# Dynamics: rogid bodies force and acceleration

## Homework Statement

[PLAIN]http://img135.imageshack.us/img135/1063/1763o.jpg [Broken]

## Homework Equations

$IG = (1/12)ml^2$
$\sum Ma=(IG+m(rG)^2)$

## The Attempt at a Solution

I take the moment about A, which gives me the following:
$(4kg)(9.81m/s^2)(1m)=((1/12)(4kg)(2m)^2+(4kg)(1m)^2)\alpha$
$\alpha = 7.3575 rad/s^2$

But in the solutions they have: $\alpha = 14.7 rad/s^2$, which is 2 times more. They are taking the moment about G, using $Fa = (1/2)(4kg)(9.81m/s^2)$. Why does it yield a different answer? The way I do it must be wrong, but I don't see why.

Also they have $(aG)y = 4.905m/s^2$, but I though that $(aG)y = rG*\alpha$, and $rG = 1m$ in this case, so $(aG)y$ must be equal to $\alpha$

What am I doing wrong? Thanks in advance for the help.

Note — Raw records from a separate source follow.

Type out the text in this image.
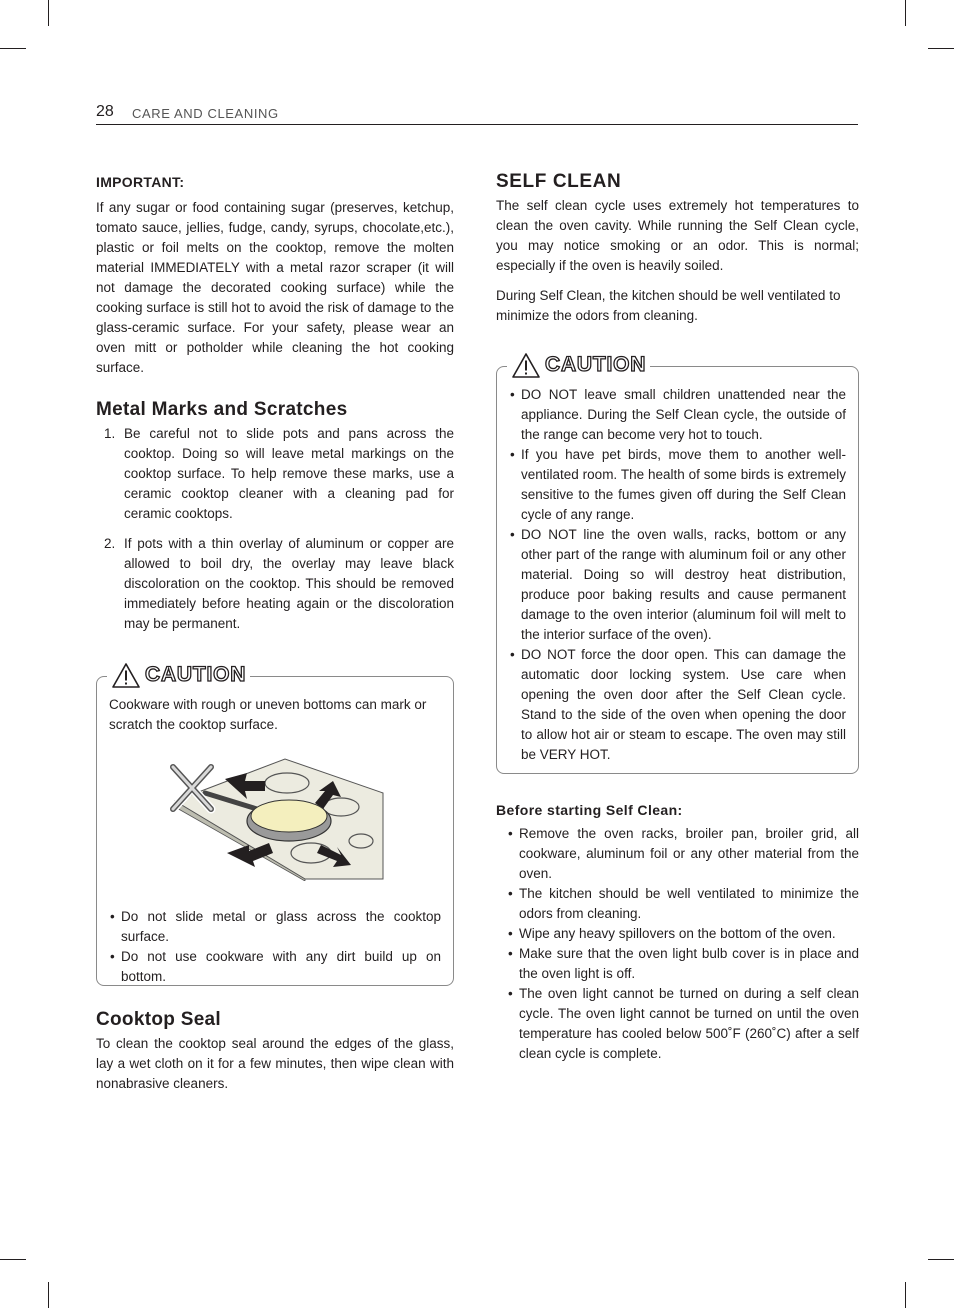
28 CARE AND CLEANING
IMPORTANT:

If any sugar or food containing sugar (preserves, ketchup, tomato sauce, jellies, fudge, candy, syrups, chocolate,etc.), plastic or foil melts on the cooktop, remove the molten material IMMEDIATELY with a metal razor scraper (it will not damage the decorated cooking surface) while the cooking surface is still hot to avoid the risk of damage to the glass-ceramic surface. For your safety, please wear an oven mitt or potholder while cleaning the hot cooking surface.

Metal Marks and Scratches
1. Be careful not to slide pots and pans across the cooktop. Doing so will leave metal markings on the cooktop surface. To help remove these marks, use a ceramic cooktop cleaner with a cleaning pad for ceramic cooktops.
2. If pots with a thin overlay of aluminum or copper are allowed to boil dry, the overlay may leave black discoloration on the cooktop. This should be removed immediately before heating again or the discoloration may be permanent.
CAUTION

Cookware with rough or uneven bottoms can mark or scratch the cooktop surface.

• Do not slide metal or glass across the cooktop surface.
• Do not use cookware with any dirt build up on bottom.
Cooktop Seal

To clean the cooktop seal around the edges of the glass, lay a wet cloth on it for a few minutes, then wipe clean with nonabrasive cleaners.

SELF CLEAN

The self clean cycle uses extremely hot temperatures to clean the oven cavity. While running the Self Clean cycle, you may notice smoking or an odor. This is normal; especially if the oven is heavily soiled.

During Self Clean, the kitchen should be well ventilated to minimize the odors from cleaning.

CAUTION
• DO NOT leave small children unattended near the appliance. During the Self Clean cycle, the outside of the range can become very hot to touch.
• If you have pet birds, move them to another well-ventilated room. The health of some birds is extremely sensitive to the fumes given off during the Self Clean cycle of any range.
• DO NOT line the oven walls, racks, bottom or any other part of the range with aluminum foil or any other material. Doing so will destroy heat distribution, produce poor baking results and cause permanent damage to the oven interior (aluminum foil will melt to the interior surface of the oven).
• DO NOT force the door open. This can damage the automatic door locking system. Use care when opening the oven door after the Self Clean cycle. Stand to the side of the oven when opening the door to allow hot air or steam to escape. The oven may still be VERY HOT.
Before starting Self Clean:
• Remove the oven racks, broiler pan, broiler grid, all cookware, aluminum foil or any other material from the oven.
• The kitchen should be well ventilated to minimize the odors from cleaning.
• Wipe any heavy spillovers on the bottom of the oven.
• Make sure that the oven light bulb cover is in place and the oven light is off.
• The oven light cannot be turned on during a self clean cycle. The oven light cannot be turned on until the oven temperature has cooled below 500˚F (260˚C) after a self clean cycle is complete.
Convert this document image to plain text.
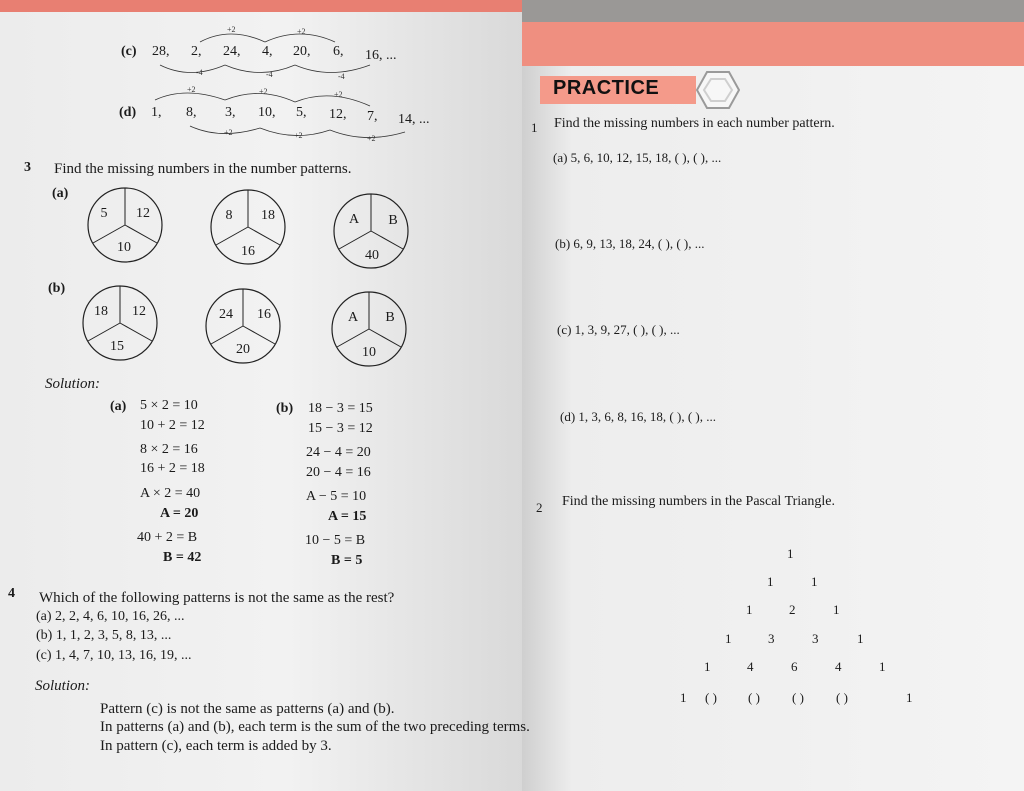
(c) 28, 2, 24, 4, 20, 6, 16, ...
+2	+2
-4	-4	-4
(d) 1, 8, 3, 10, 5, 12, 7, 14, ...
+2	+2	+2
+2	+2	+2
3 Find the missing numbers in the number patterns.
(a)
5	12
10
8	18
16
A	B
40
(b)
18	12
15
24	16
20
A	B
10
Solution:
(a) 5 × 2 = 10
10 + 2 = 12
8 × 2 = 16
16 + 2 = 18
A × 2 = 40
A = 20
40 + 2 = B
B = 42
(b) 18 − 3 = 15
15 − 3 = 12
24 − 4 = 20
20 − 4 = 16
A − 5 = 10
A = 15
10 − 5 = B
B = 5
4 Which of the following patterns is not the same as the rest?
(a) 2, 2, 4, 6, 10, 16, 26, ...
(b) 1, 1, 2, 3, 5, 8, 13, ...
(c) 1, 4, 7, 10, 13, 16, 19, ...
Solution:
Pattern (c) is not the same as patterns (a) and (b).
In patterns (a) and (b), each term is the sum of the two preceding terms.
In pattern (c), each term is added by 3.
PRACTICE
1 Find the missing numbers in each number pattern.
(a) 5, 6, 10, 12, 15, 18, ( ), ( ), ...
(b) 6, 9, 13, 18, 24, ( ), ( ), ...
(c) 1, 3, 9, 27, ( ), ( ), ...
(d) 1, 3, 6, 8, 16, 18, ( ), ( ), ...
2 Find the missing numbers in the Pascal Triangle.
1
1	1
1	2	1
1	3	3	1
1	4	6	4	1
1 ( ) ( ) ( ) ( )	1
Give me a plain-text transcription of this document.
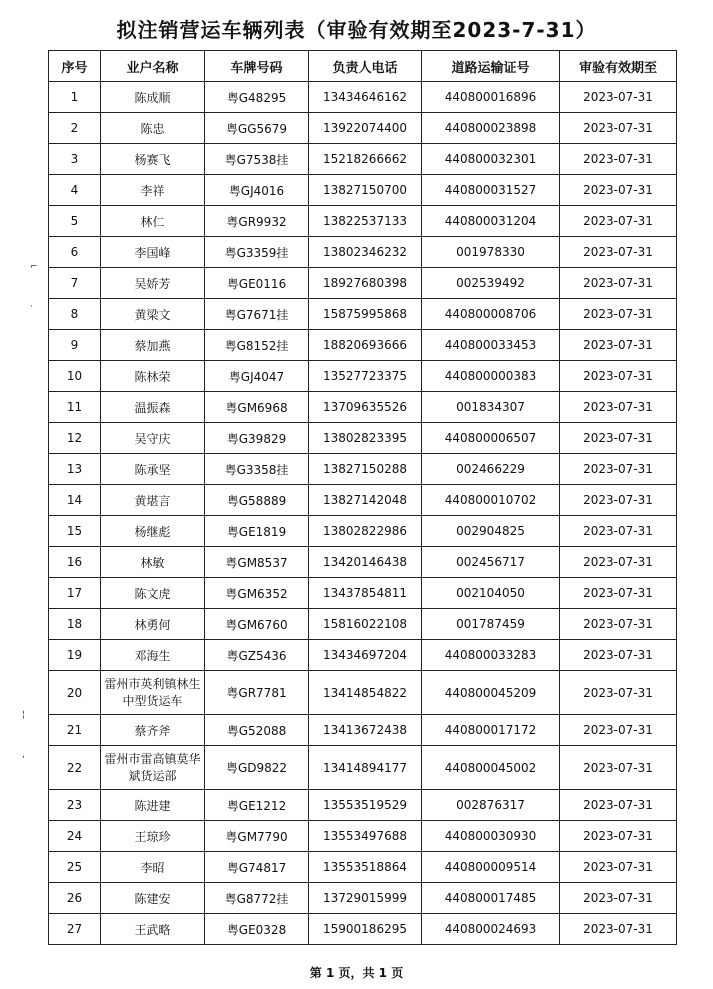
拟注销营运车辆列表（审验有效期至2023-7-31）
序号	业户名称	车牌号码	负责人电话	道路运输证号	审验有效期至
1	陈成顺	粤G48295	13434646162	440800016896	2023-07-31
2	陈忠	粤GG5679	13922074400	440800023898	2023-07-31
3	杨赛飞	粤G7538挂	15218266662	440800032301	2023-07-31
4	李祥	粤GJ4016	13827150700	440800031527	2023-07-31
5	林仁	粤GR9932	13822537133	440800031204	2023-07-31
6	李国峰	粤G3359挂	13802346232	001978330	2023-07-31
7	吴娇芳	粤GE0116	18927680398	002539492	2023-07-31
8	黄梁文	粤G7671挂	15875995868	440800008706	2023-07-31
9	蔡加燕	粤G8152挂	18820693666	440800033453	2023-07-31
10	陈林荣	粤GJ4047	13527723375	440800000383	2023-07-31
11	温振森	粤GM6968	13709635526	001834307	2023-07-31
12	吴守庆	粤G39829	13802823395	440800006507	2023-07-31
13	陈承坚	粤G3358挂	13827150288	002466229	2023-07-31
14	黄堪言	粤G58889	13827142048	440800010702	2023-07-31
15	杨继彪	粤GE1819	13802822986	002904825	2023-07-31
16	林敏	粤GM8537	13420146438	002456717	2023-07-31
17	陈文虎	粤GM6352	13437854811	002104050	2023-07-31
18	林勇何	粤GM6760	15816022108	001787459	2023-07-31
19	邓海生	粤GZ5436	13434697204	440800033283	2023-07-31
20	雷州市英利镇林生中型货运车	粤GR7781	13414854822	440800045209	2023-07-31
21	蔡齐斧	粤G52088	13413672438	440800017172	2023-07-31
22	雷州市雷高镇莫华斌货运部	粤GD9822	13414894177	440800045002	2023-07-31
23	陈进建	粤GE1212	13553519529	002876317	2023-07-31
24	王琼珍	粤GM7790	13553497688	440800030930	2023-07-31
25	李昭	粤G74817	13553518864	440800009514	2023-07-31
26	陈建安	粤G8772挂	13729015999	440800017485	2023-07-31
27	王武略	粤GE0328	15900186295	440800024693	2023-07-31
⌐
·
¦
,
第 1 页，共 1 页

Last edited by a moderator:

Honestly, I don't understand this formula:
$\sum Ma=(IG+m(rG)^2)$

tiny-tim
Homework Helper
hi etotheix! I take the moment about A …

no, you can't do that, the Iω formula for https://www.physicsforums.com/library.php?do=view_item&itemid=313" about either the centre of mass or the centre of rotation …

A is neither (because A will start accelerating upwards as soon as the string is cut)
Also … I though that $(aG)y = rG*\alpha$, and $rG = 1m$ in this case, so $(aG)y$ must be equal to $\alpha$

no, a = rα assumes that r is the distance to the centre of rotation, and (again) that isn't A, so it isn't you'll need to use the https://www.physicsforums.com/library.php?do=view_item&itemid=189" force, before and after (just call it F)
Honestly, I don't understand this formula:
$\sum Ma=(IG+m(rG)^2)$

it's the parallel axis theorem in disguise Last edited by a moderator:
Thank you very much tiny-tim! It is very clear now.